Choosing between Controllers or the Keyboard and Mouse combo had always been one of the nicest things about PC gaming. Steam recently released a blog that detailed their findings of giving the community more power on what they could do with their controllers. So let’s take a look at those ‘results’.
The first and arguably most major thing Valve mention is that over 30 million players since 2015 own a controller with more than half of that registering multiple controllers. Those controllers aren’t just XBox or PS4 controllers. It could include Steam’s very own controller, fight sticks or racing wheels and even Guitar controllers as well.
There could be multiple reasons why these players use controllers for their steam games. Some include that they just happen to own it, they prefer it or some games are easier to play with controllers due to poor responsiveness for keyboard and mouse.
I use a controller for certain games where I feel a keyboard and mouse combo simply feels too awkward and unwieldy to use compared to the more compact controller.

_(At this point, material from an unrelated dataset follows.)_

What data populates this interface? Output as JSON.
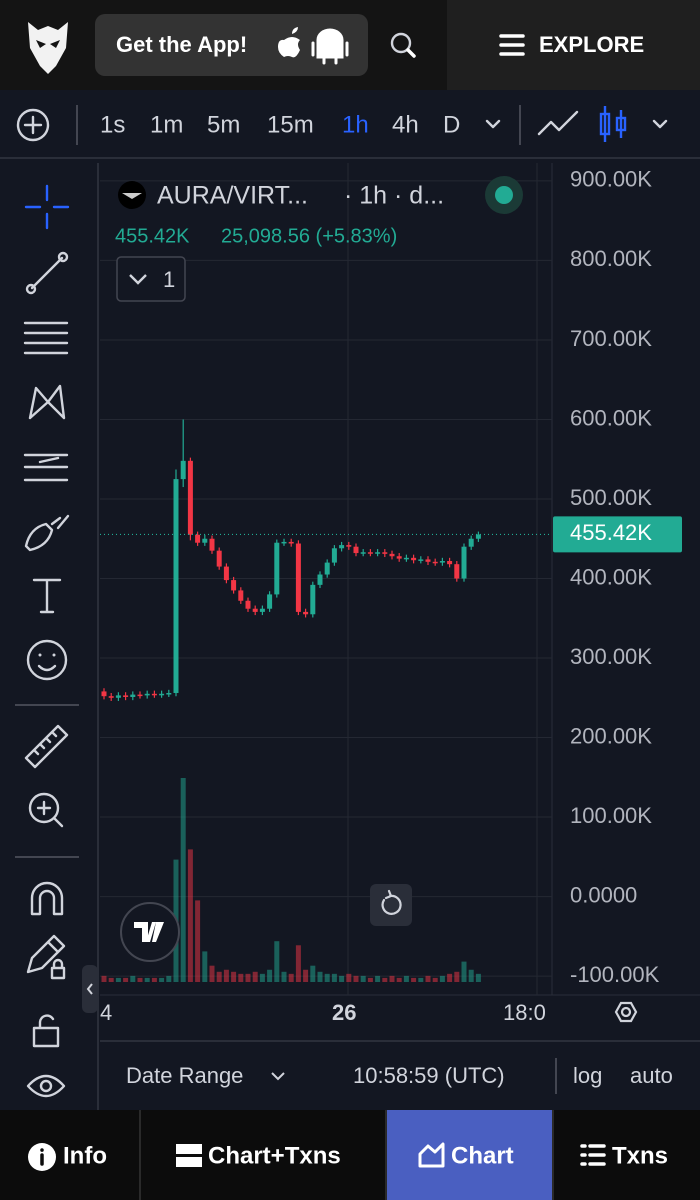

Games like Dark Souls, while certainly doable with keyboard and mouse, feels a lot smoother with controllers in comparison.
Surprises upon discovery
On the data collected, Valve shared some surprises on their findings. There are an unusually large amount of PS4 controller users of roughly 12 million. One of the biggest reasons for the surprise is that the controller isn’t usually treated as the PC controller.

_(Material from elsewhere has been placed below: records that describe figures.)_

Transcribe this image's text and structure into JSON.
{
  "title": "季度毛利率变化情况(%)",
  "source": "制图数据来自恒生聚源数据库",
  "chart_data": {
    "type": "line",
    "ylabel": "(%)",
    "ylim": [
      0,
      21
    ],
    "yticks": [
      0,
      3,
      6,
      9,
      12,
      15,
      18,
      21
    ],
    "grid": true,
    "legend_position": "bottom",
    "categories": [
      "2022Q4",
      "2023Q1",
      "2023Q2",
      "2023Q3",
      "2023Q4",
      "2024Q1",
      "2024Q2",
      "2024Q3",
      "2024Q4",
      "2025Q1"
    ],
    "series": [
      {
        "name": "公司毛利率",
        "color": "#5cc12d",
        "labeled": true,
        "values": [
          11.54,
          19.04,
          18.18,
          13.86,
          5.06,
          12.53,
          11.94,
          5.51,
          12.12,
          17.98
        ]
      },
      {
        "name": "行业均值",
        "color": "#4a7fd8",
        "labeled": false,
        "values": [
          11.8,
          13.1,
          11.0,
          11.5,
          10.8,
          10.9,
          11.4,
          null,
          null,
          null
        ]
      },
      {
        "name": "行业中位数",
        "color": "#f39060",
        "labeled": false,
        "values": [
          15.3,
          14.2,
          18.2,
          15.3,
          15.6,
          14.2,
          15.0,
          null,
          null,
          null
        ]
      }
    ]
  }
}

According to the blog, it stated, “A game may prompt you to ‘press Y to jump’, when, in reality, you should be pressing the triangle button. These mental translations can be a deal-breaker for certain PS4 controller users, and we see evidence that this is occurring in the monthly playtime data.”
PS4 controller users would often have to use some sort of 3rd party software to translate it into the PC games. Controllers like the Xbox or Steam’s have similar inputs to most games and thus allows players to easily acclimatise to the game’s key bindings.
Nintendo Switch also made strong strides where it got Steam to release an update to support the controller so that players didn’t have to remap their controls to their preferred device. The graph above demonstrates the growth of how fast players on Steam are getting accustomed to the relatively new controllers.
What next for PC Controllers?
It’s clear that even if the majority of Steam controller players use Xbox controllers, there are still significant portions of other used controllers ranging from Nintendo Switch to PS4 controllers. The data provided within this particular scenario should give various developers an idea that if their PC games do support controllers, they should consider designing a system that can work out for at least the major controllers or appropriate ones (e.g. Fighting games with Fight sticks and Racing games with racing wheels).
At the end of the day, for each player, they have a preference to how they want to play the game. Whether they want to play an action RPG with keyboard and mouse, controller or even a guitar, there will be ways for developers to provide more accessibility to their players.